Significant. In Scotland, the Scottish Government recently set a legally binding target to reduce greenhouse gas emissions to zero by 2045, five years ahead of the UK’s overall date (Climate Change (Emissions Reduction Targets) (Scotland) Law 2019). This is one of the most ambitious goals any government has set in the world. The built environment is still one of the largest energy consumers and is responsible for around a third of all carbon dioxide emissions. Given that people can spend between 80 and 90% of their time indoors, the built environment also has a huge impact on the health and wellbeing of our communities. These factors, and the increasing demands that civil society places on all businesses, make ESG one of the most relevant and important concepts for Scottish real estate today.
The E, the S and the G.
The range of factors that can be contained under one of these three heads is extensive. Factors relevant to one sector may be less relevant to another, and there is inevitable overlap between categories, but when we take a closer look at real estate:
- Surroundings: Think about energy efficiency and building emissions, the use of materials and resources, and resilience to climate change. Good environmental performance can help property owners attract profitable tenants, most of whom now have to fulfill their own ESG agenda and keep investors happy. In Scotland we have seen increased demand for more energy efficient buildings, legislation that requires physical improvements to older buildings and a number of proposals, both domestic and non-domestic, to steadily tighten the existing measures. In terms of climate change, Scotland may not have the same physical threats as other parts of the world, but it is particularly vulnerable to flood risks (the Met Office predicts that intense rainfall associated with severe flash floods could be almost five times more likely by the end of this century ), making climate resilience a very real problem.

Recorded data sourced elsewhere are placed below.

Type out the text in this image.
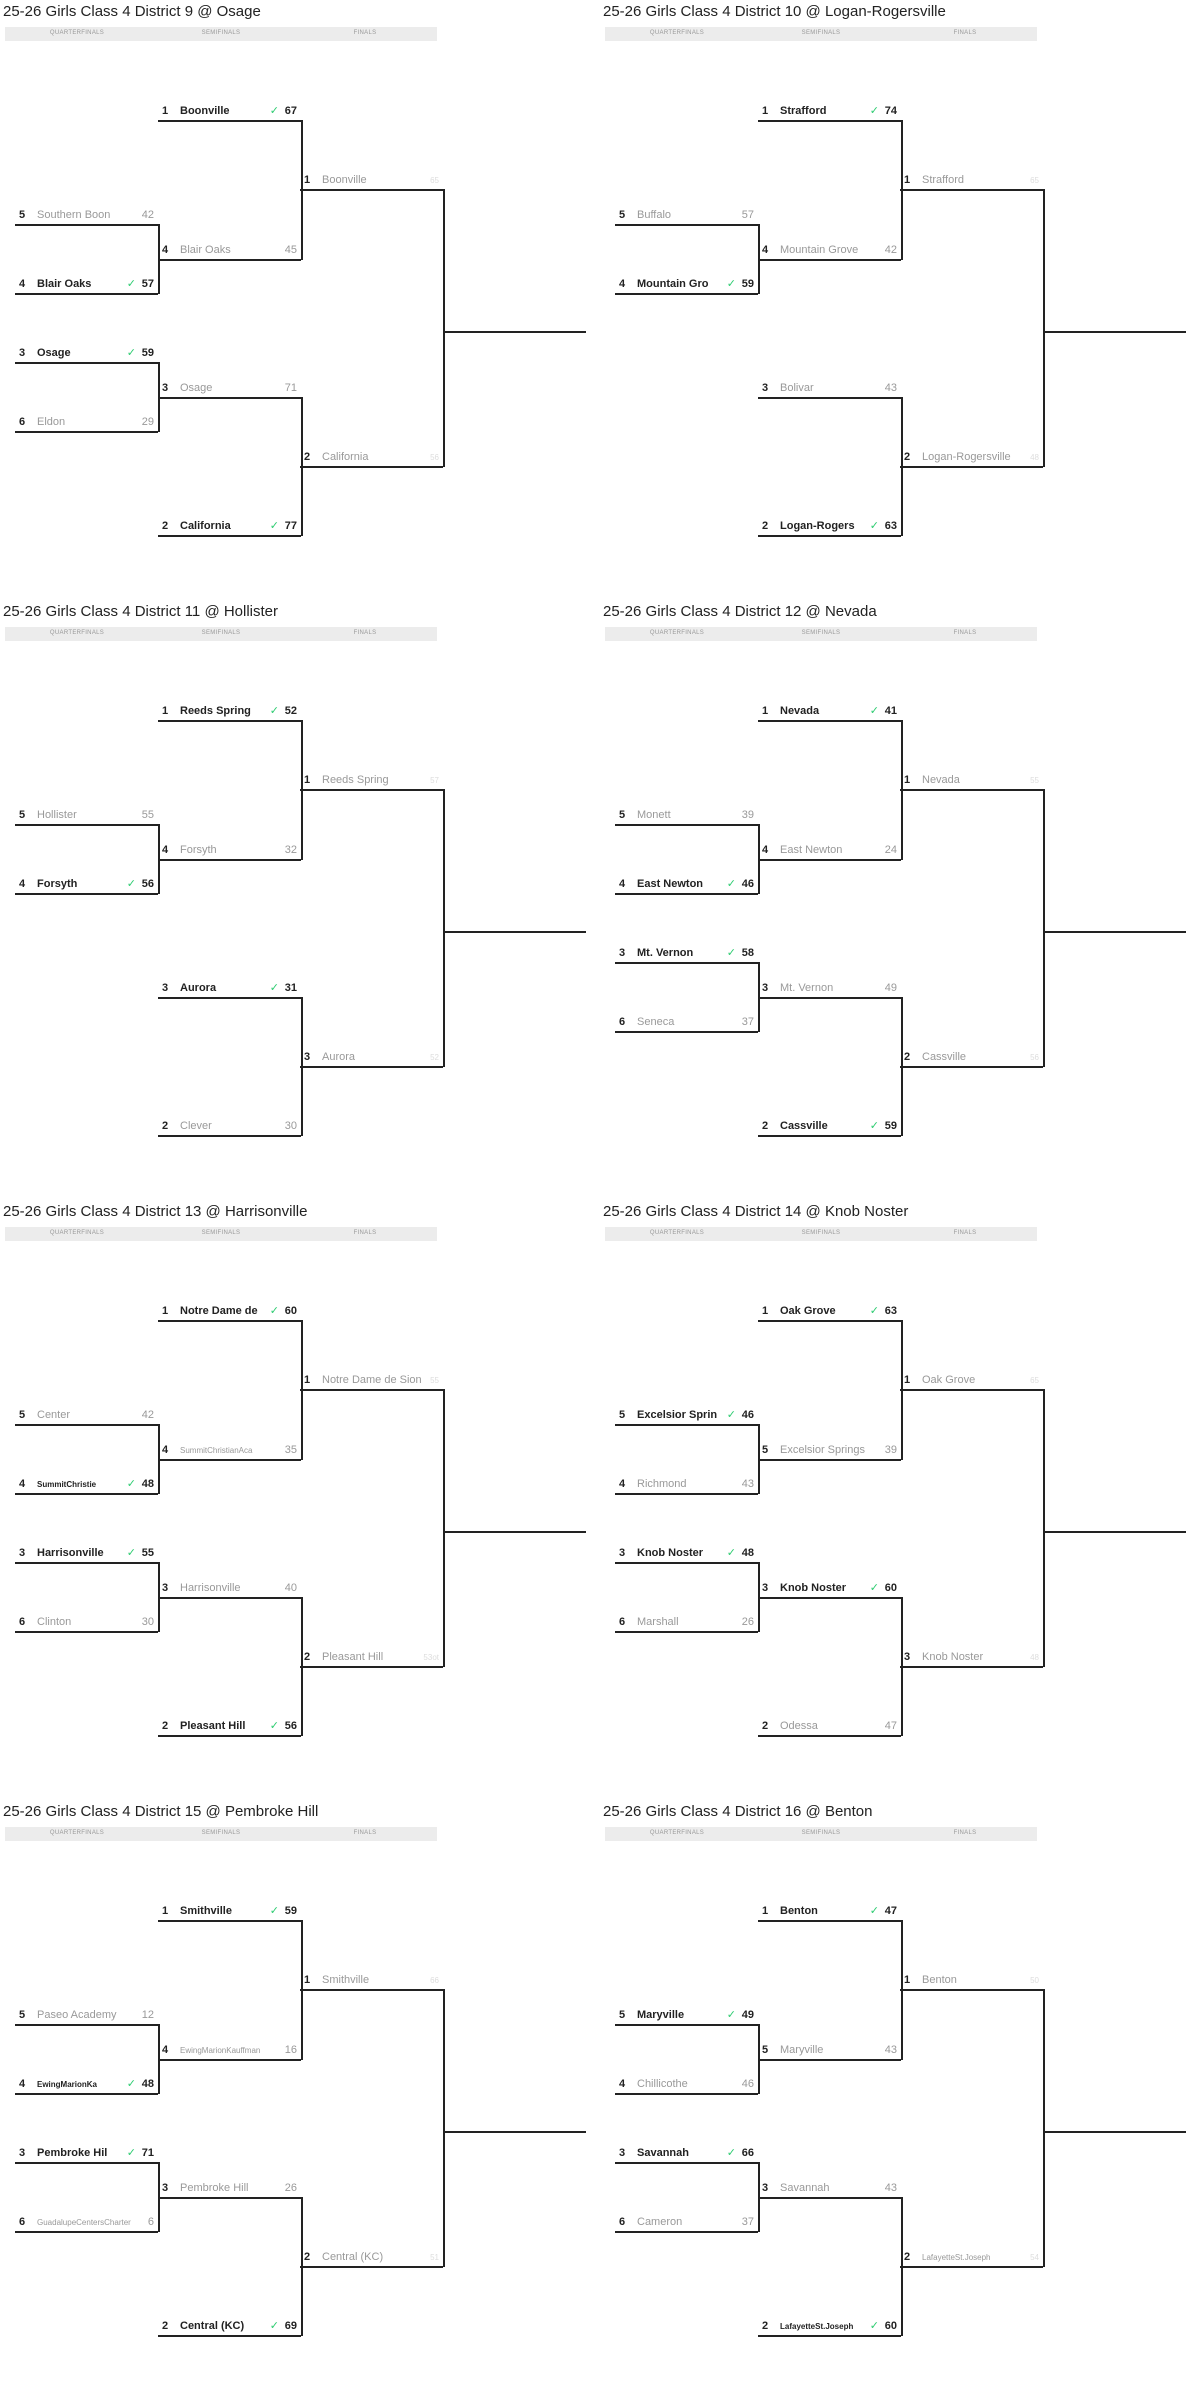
25-26 Girls Class 4 District 9 @ Osage
QUARTERFINALS	SEMIFINALS	FINALS
1 Boonville	✓ 67
4 Blair Oaks	45
3 Osage	71
2 California	✓ 77
5 Southern Boon	42
4 Blair Oaks	✓ 57
3 Osage	✓ 59
6 Eldon	29
1 Boonville	65
2 California	56
25-26 Girls Class 4 District 10 @ Logan-Rogersville
QUARTERFINALS	SEMIFINALS	FINALS
1 Strafford	✓ 74
4 Mountain Grove	42
3 Bolivar	43
2 Logan-Rogers	✓ 63
5 Buffalo	57
4 Mountain Gro	✓ 59
1 Strafford	65
2 Logan-Rogersville 48
25-26 Girls Class 4 District 11 @ Hollister
QUARTERFINALS	SEMIFINALS	FINALS
1 Reeds Spring	✓ 52
4 Forsyth	32
3 Aurora	✓ 31
2 Clever	30
5 Hollister	55
4 Forsyth	✓ 56
1 Reeds Spring	57
3 Aurora	52
25-26 Girls Class 4 District 12 @ Nevada
QUARTERFINALS	SEMIFINALS	FINALS
1 Nevada	✓ 41
4 East Newton	24
3 Mt. Vernon	49
2 Cassville	✓ 59
5 Monett	39
4 East Newton	✓ 46
3 Mt. Vernon	✓ 58
6 Seneca	37
1 Nevada	55
2 Cassville	56
25-26 Girls Class 4 District 13 @ Harrisonville
QUARTERFINALS	SEMIFINALS	FINALS
1 Notre Dame de	✓ 60
4 SummitChristianAca	35
3 Harrisonville	40
2 Pleasant Hill	✓ 56
5 Center	42
4 SummitChristie	✓ 48
3 Harrisonville	✓ 55
6 Clinton	30
1 Notre Dame de Sion 55
2 Pleasant Hill	53ot
25-26 Girls Class 4 District 14 @ Knob Noster
QUARTERFINALS	SEMIFINALS	FINALS
1 Oak Grove	✓ 63
5 Excelsior Springs 39
3 Knob Noster	✓ 60
2 Odessa	47
5 Excelsior Sprin ✓ 46
4 Richmond	43
3 Knob Noster	✓ 48
6 Marshall	26
1 Oak Grove	65
3 Knob Noster	48
25-26 Girls Class 4 District 15 @ Pembroke Hill
QUARTERFINALS	SEMIFINALS	FINALS
1 Smithville	✓ 59
4 EwingMarionKauffman	16
3 Pembroke Hill	26
2 Central (KC)	✓ 69
5 Paseo Academy	12
4 EwingMarionKa	✓ 48
3 Pembroke Hil	✓ 71
6 GuadalupeCentersCharter 6
1 Smithville	66
2 Central (KC)	51
25-26 Girls Class 4 District 16 @ Benton
QUARTERFINALS	SEMIFINALS	FINALS
1 Benton	✓ 47
5 Maryville	43
3 Savannah	43
2 LafayetteSt.Joseph	✓ 60
5 Maryville	✓ 49
4 Chillicothe	46
3 Savannah	✓ 66
6 Cameron	37
1 Benton	50
2 LafayetteSt.Joseph	54
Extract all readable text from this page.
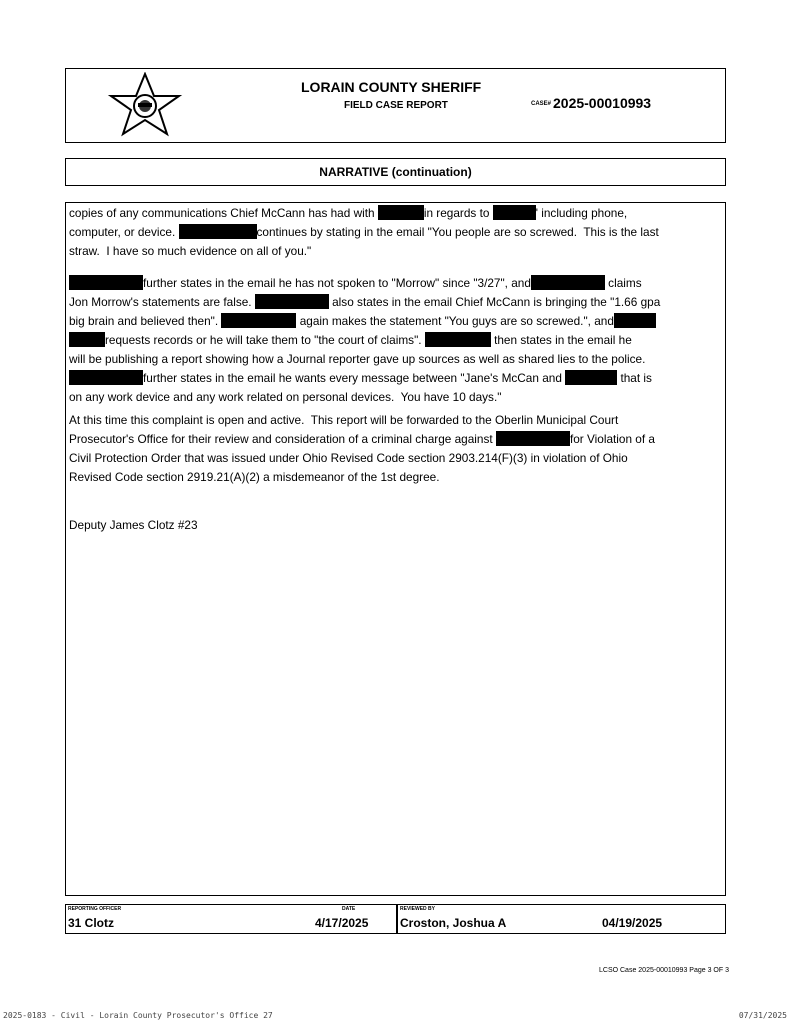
LORAIN COUNTY SHERIFF
FIELD CASE REPORT	CASE# 2025-00010993
NARRATIVE (continuation)

copies of any communications Chief McCann has had with	in regards to	' including phone,
computer, or device.	continues by stating in the email "You people are so screwed.  This is the last
straw.  I have so much evidence on all of you."

further states in the email he has not spoken to "Morrow" since "3/27", and	claims
Jon Morrow's statements are false.	also states in the email Chief McCann is bringing the "1.66 gpa
big brain and believed then".	again makes the statement "You guys are so screwed.", and
requests records or he will take them to "the court of claims".	then states in the email he
will be publishing a report showing how a Journal reporter gave up sources as well as shared lies to the police.
further states in the email he wants every message between "Jane's McCan and	that is
on any work device and any work related on personal devices.  You have 10 days."

At this time this complaint is open and active.  This report will be forwarded to the Oberlin Municipal Court
Prosecutor's Office for their review and consideration of a criminal charge against	for Violation of a
Civil Protection Order that was issued under Ohio Revised Code section 2903.214(F)(3) in violation of Ohio
Revised Code section 2919.21(A)(2) a misdemeanor of the 1st degree.

Deputy James Clotz #23

REPORTING OFFICER
31 Clotz
DATE
4/17/2025
REVIEWED BY
Croston, Joshua A	04/19/2025
LCSO Case 2025-00010993 Page 3 OF 3
2025-0183 - Civil - Lorain County Prosecutor's Office 27	07/31/2025
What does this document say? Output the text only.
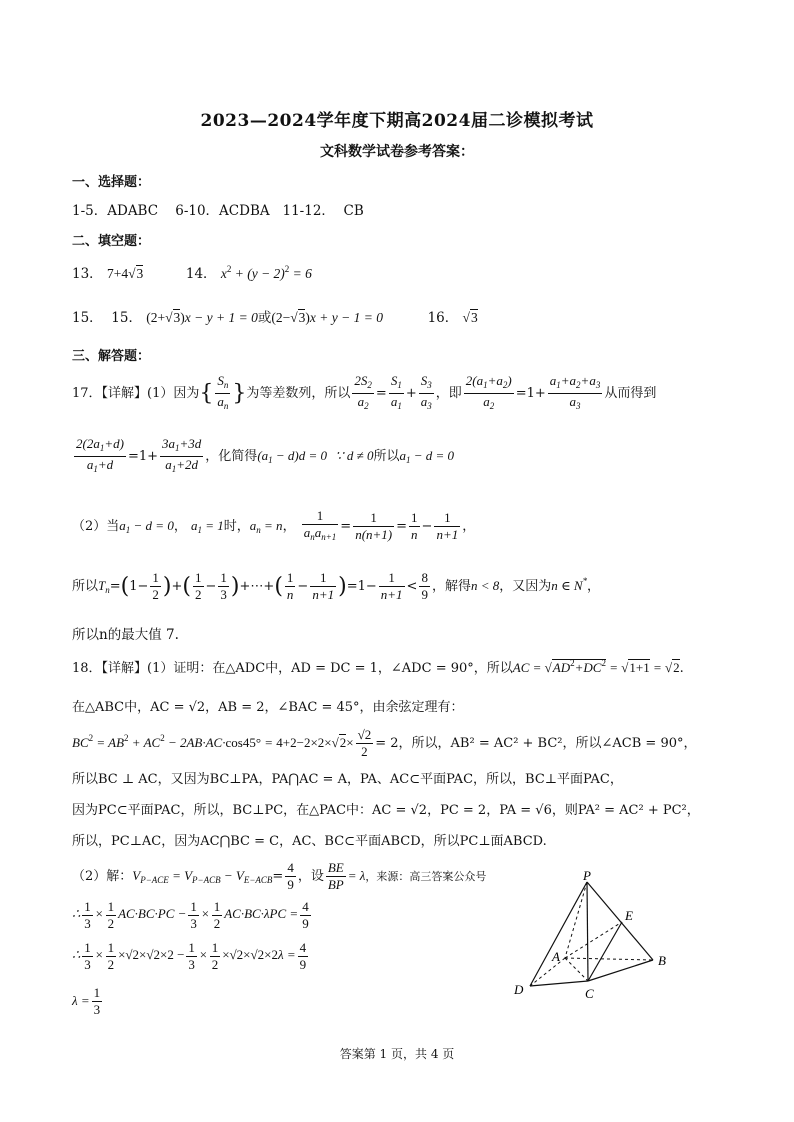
2023—2024学年度下期高2024届二诊模拟考试
文科数学试卷参考答案：
一、选择题：
1-5．ADABC    6-10．ACDBA   11-12．  CB
二、填空题：
13． 7+4√3	14． $x^2 + (y - 2)^2 = 6$
15．  15． (2+√3)x − y + 1 = 0或(2−√3)x + y − 1 = 0	16． √3
三、解答题：
17．【详解】(1）因为{ $\frac{S_n}{a_n}$ }为等差数列，所以 $\frac{2S_2}{a_2} = \frac{S_1}{a_1} + \frac{S_3}{a_3}$ ，即 $\frac{2(a_1+a_2)}{a_2} =1+ \frac{a_1+a_2+a_3}{a_3}$ 从而得到
$\frac{2(2a_1+d)}{a_1+d} =1+ \frac{3a_1+3d}{a_1+2d}$ ，化简得$(a_1 - d)d = 0$ ∵ d ≠ 0所以$a_1 - d = 0$
（2）当$a_1 - d = 0$， $a_1 = 1$时，$a_n = n$， $\frac{1}{a_na_{n+1}} = \frac{1}{n(n+1)} = \frac{1}{n} - \frac{1}{n+1}$ ，
所以$T_n=(1- \frac{1}{2}$ )+( $\frac{1}{2} - \frac{1}{3}$ )+⋯+( $\frac{1}{n} - \frac{1}{n+1} )=1- \frac{1}{n+1} < \frac{8}{9}$ ，解得n < 8，又因为n ∈ N*，
所以n的最大值 7.
18．【详解】(1）证明：在△ADC中，AD = DC = 1，∠ADC = 90°，所以AC = $√AD^2+DC^2 = √1+1 = √2$.
在△ABC中，AC = √2，AB = 2，∠BAC = 45°，由余弦定理有：
$BC^2 = AB^2 + AC^2 - 2AB\cdot AC\cdot\cos 45^\circ = 4+2-2\times 2\times√2\times \frac{√2}{2} = 2$，所以，AB² = AC² + BC²，所以∠ACB = 90°，
所以BC ⊥ AC，又因为BC⊥PA，PA⋂AC = A，PA、AC⊂平面PAC，所以，BC⊥平面PAC，
因为PC⊂平面PAC，所以，BC⊥PC，在△PAC中：AC = √2，PC = 2，PA = √6，则PA² = AC² + PC²，
所以，PC⊥AC，因为AC⋂BC = C，AC、BC⊂平面ABCD，所以PC⊥面ABCD.
（2）解：$V_{P-ACE} = V_{P-ACB} - V_{E-ACB}= \frac{4}{9}$ ，设 $\frac{BE}{BP} = \lambda$，来源：高三答案公众号
∴ $\frac{1}{3} \times \frac{1}{2} AC\cdot BC\cdot PC - \frac{1}{3} \times \frac{1}{2} AC\cdot BC\cdot\lambda PC = \frac{4}{9}$
∴ $\frac{1}{3} \times \frac{1}{2} \times√2\times√2\times 2 - \frac{1}{3} \times \frac{1}{2} \times√2\times√2\times 2\lambda = \frac{4}{9}$
$\lambda = \frac{1}{3}$
P
E
A	B
D	C
答案第 1 页，共 4 页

- Social: covers issues such as occupation and community relations; Health, safety and protection; Accessibility and Sociodemographic Change. COVID-19 has undoubtedly increased the focus on the S in the ESG. For example, how companies deal with the health, safety and wellbeing of a fearful returning workforce can be demonstrated in more general questions about employee wellbeing. Closed and empty premises as a result of the bankruptcy caused by the pandemic are and will remain a reality for parts of the Scottish real estate market.
- guide: This would include issues such as corporate culture, reputation, behavior, and diversity, which are vital to any business, whether it is real estate or not. The power of social media and the speed at which information is now being disseminated around the world mean there are few places where companies can hide when they are doing something wrong. The stock price is usually the first to suffer from bad advertising.
The legal context
The ESG legal framework is still in its infancy at both the European and UK / Scottish levels. While it is easy to point out environmental and energy efficiency laws, regulation that seeks to capture more than one of the three key ESG pillars is somewhat rare. The ESG concept itself has its roots in the requirements and expectations of civil society. The problem with this is that civil society continues to outperform governments around the world when it comes to expectations of corporate environmental and social performance. In other words, the law is struggling to keep up.
Nevertheless, we are seeing the first real progress. In the summer of 2020, the European Parliament passed the so-called Taxonomy Regulation (Regulation (EU) 2020/852 of the European Parliament and of the Council of June 18, 2020), which defines an EU-wide classification framework for enabling financial market participants to determine which economic activities and investments can be treated as “green” with reference to six specific environmental objectives. Similarly, the EU Disclosure Regulation (Regulation (EU) 2019/2088 of the European Parliament and of the Council of November 27, 2019) will require financial market participants and financial advisors to provide investors with ESG information on certain financial products. This enables investors to make informed decisions based on ESG factors. Although the position is still a little unclear, the UK government has announced its intention to comply with certain key EU financial services rules after Brexit. There are also a number of specific industry obligations that already apply to pension funds and insurers, for example, that cover the inclusion of ESG in investment strategies.
ESG is here to stay. It is beginning to become an integral part of global investment strategies. Scotland, like the rest of the UK, needs to keep pace with European developments in this area. The management of the built environment was and is a central point for ESG.